There are 4 comments at the moment, we would love to hear your opinion too.

  1. Advisers are being foolish if they simply conform.

    Under disclosure, there is a simple yet clear defence and I encourage advisers to use it. The information request must be specific and is not to be used as a simple fishing expedition. The Data rules say you don’t have to disclose material if:-

    The organisation should give you the information in writing but they need not do this if it is not possible, if it takes ‘disproportionate effort’ or if you agree to some other form, such as seeing it on screen. The Act does not define what disproportionate effort means but we think the following should be taken into account:

    the cost of giving you the information;
    the length of time it will take;
    how difficult it will be;
    the size of the organisation; and
    the effect on you of not having the information in permanent form.

    So I suggest – bank the cheque, send limited information which answers the specific requests (eg application form) and revert to them quoting this. Then they would have to send another £10 and so on….

  2. Sorry, but you all shouted for this and as i predicted many months ago you are now all getting upset about it!

    One minute you want CMC’s to prove that a policy existed and as soon as CMC’s use legitimate and legal means to prove this in the first place you all cry ‘we are hard done by’. if we dont make DPA requests, you cry ‘fishing’ if we do make DPA requests you cry ‘fishing’, but the whole world cries ‘mis-selling’ and you cry ‘nothing to do with me guv’.

    Personally i would be very careful about taking Philips advice, it will extremely difficult to prove to the ICO what is disproportionate. The rules do cover this and the fact you have to photocopy 3 pages or 500 is not disproportionate and at the end of the day you could have to send it to the FOS anyway (and you dont get your free £10 for that!).

    The rules also state ‘all material’ must be provided, not just an application form. It works both ways – if you want to prove that PPI was not sold, then just send the application – CMC’s dont want to get involved in cases that they aren’t likely to win (especially if no PPI was sold), but if they are asking for information on a specific policy, then you are legally bound to send it.

    Since when has Alan been interested in the ‘spirit’ of legislation? This is the same man who keeps campaigning for the long stop – where is that in the interests of anyone other than the adviser? The spirit of financial services regulation is to protect the client!!!

    All of that said, when the first mortgage complaint gets upheld through the FOS then you need to worry, upto that point, let the ‘new boy’ CMC’s make all the DPA requests they like, they aren’t going to win many (if any – other than sub prime) and this is not going to be the next PPI – and as soon as the FOS do uphold a mortgage complaint, simply phoenix the company and burn the files!!

  3. It is not for the adviser to substantiate the case for the complainant. It is for the complainant to provide the evidence to the CMC to substantiate miss-selling and a possible claim. If they don’t have the evidence (because it does not exist in most instances perhaps) then the CMC is in breach of the new rules:-

    New rules will require CMCs to ensure the claims they submit have a realistic chance of success, and that they provide full evidence to back up allegations.

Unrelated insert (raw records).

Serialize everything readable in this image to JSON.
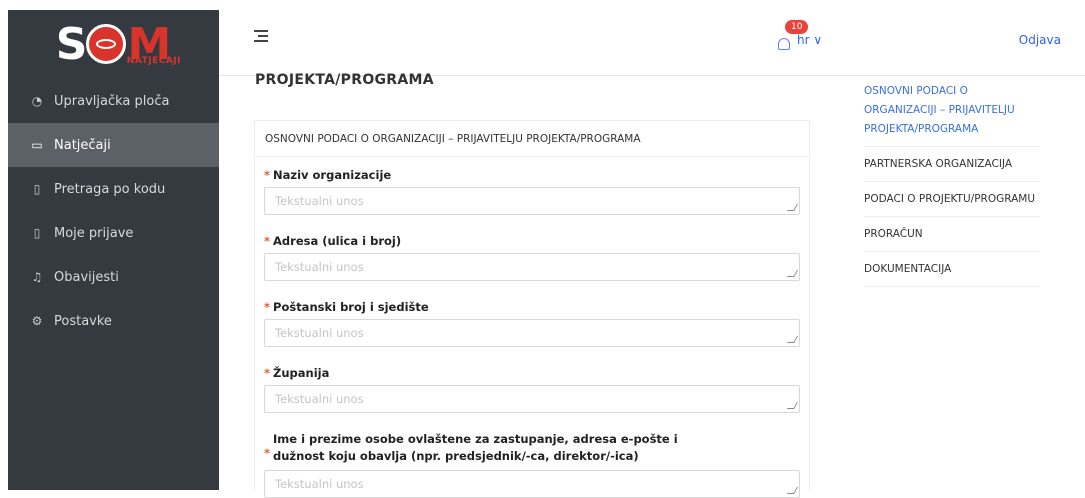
{
  "brand": {
    "logo_text": "SOM",
    "logo_subtitle": "NATJEČAJI"
  },
  "sidebar": {
    "items": [
      {
        "label": "Upravljačka ploča",
        "icon": "dashboard-icon"
      },
      {
        "label": "Natječaji",
        "icon": "folder-icon",
        "active": true
      },
      {
        "label": "Pretraga po kodu",
        "icon": "file-search-icon"
      },
      {
        "label": "Moje prijave",
        "icon": "document-icon"
      },
      {
        "label": "Obavijesti",
        "icon": "bell-icon"
      },
      {
        "label": "Postavke",
        "icon": "gear-icon"
      }
    ]
  },
  "topbar": {
    "notification_count": "10",
    "language": "hr ∨",
    "logout_label": "Odjava"
  },
  "main": {
    "page_heading": "PROJEKTA/PROGRAMA",
    "section_title": "OSNOVNI PODACI O ORGANIZACIJI – PRIJAVITELJU PROJEKTA/PROGRAMA",
    "fields": [
      {
        "label": "Naziv organizacije",
        "placeholder": "Tekstualni unos"
      },
      {
        "label": "Adresa (ulica i broj)",
        "placeholder": "Tekstualni unos"
      },
      {
        "label": "Poštanski broj i sjedište",
        "placeholder": "Tekstualni unos"
      },
      {
        "label": "Županija",
        "placeholder": "Tekstualni unos"
      },
      {
        "label_line1": "Ime i prezime osobe ovlaštene za zastupanje, adresa e-pošte i",
        "label_line2": "dužnost koju obavlja (npr. predsjednik/-ca, direktor/-ica)",
        "placeholder": "Tekstualni unos"
      }
    ]
  },
  "toc": {
    "items": [
      {
        "label": "OSNOVNI PODACI O ORGANIZACIJI – PRIJAVITELJU PROJEKTA/PROGRAMA",
        "active": true
      },
      {
        "label": "PARTNERSKA ORGANIZACIJA"
      },
      {
        "label": "PODACI O PROJEKTU/PROGRAMU"
      },
      {
        "label": "PRORAČUN"
      },
      {
        "label": "DOKUMENTACIJA"
      }
    ]
  },
  "colors": {
    "sidebar_bg": "#343a40",
    "sidebar_active": "#5c6167",
    "accent": "#3a6fe0",
    "brand_red": "#d9342b",
    "required": "#e25a3f"
  }
}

    We had a case recently where the ex-client was trying to pursue the drop in his ISA from one six month period to the next, despite a significant overall increase from inception to disposal! All he had provided to the CMC was the two valuation summaries! We have heard no more but we have sacked the ex-client’s wife as we don’t need people like that as clients, thank you, regardless of the success of her own arrangements under our care.

    I have suggested to the CMC too that far greater emphasis should be placed upon the opportunity for complainants to approach the Financial Ombudsman Service free of charge before any third party needs to be engaged. Even a complainant having to sign a document so he knows of the opportunity and the cost of not complaining direct could be involved perhaps. Of all the billions of compensation paid to people who were miss-sold products over the last few decades (or not!), a significant element of this has gone to parasitic companies as opposed to rewarding the often hard-pressed individuals who were entitled to receive appropriate recompense. This is almost as significant as the miss-selling scandal in the first place and yet so many of these firms dress themselves up as ‘ethical’ saviours of the aggrieved!

    My advice remains the same – a proportionate response and not a full file to allow fishing for the evidence they don’t have in the first place and hope to find within, whilst fabricating some other reasons to try to justify a claim.

    I should add – we are CMC regulated as well for the occasions when we are called upon to help someone in the unfortunate situation of cause to query but we do our best to guide clients to approach the relevant organisations direct first.

  4. There are limitations on how subject access works. However, what the applicant gets really depends on how you validate the request. Section 7 of the DPA allows you to ask for information to locate what has been requested e.g. reference number or account details, when the person signed up, what services they have received. It’s true to say that the request is not valid if you reasonably need information like this and don’t receive it. You can (and should) check the person’s ID as well. This means obtaining proof from the CMC that they have the client’s consent, as well as proof of the client’s ID. But if a person (or their agent) proves who they are, and gives you sufficient information about their relationship with you, the technique of attempting to get multiple £10s out of them is bogus. If a person has clearly asked for lots of information, that’s their request. If you don’t answer it properly, you can’t charge them a second £10 for locating information they have already asked for. It’s also worth considering what kind of message you’re sending. If you can’t easily locate information, have you complied with the rest of the DPA, which requires data to be adequate, accurate, up-to-date and subject to proper retention periods? You don’t want to dodge a subject access but give the impression that you don’t comply generally with the DPA.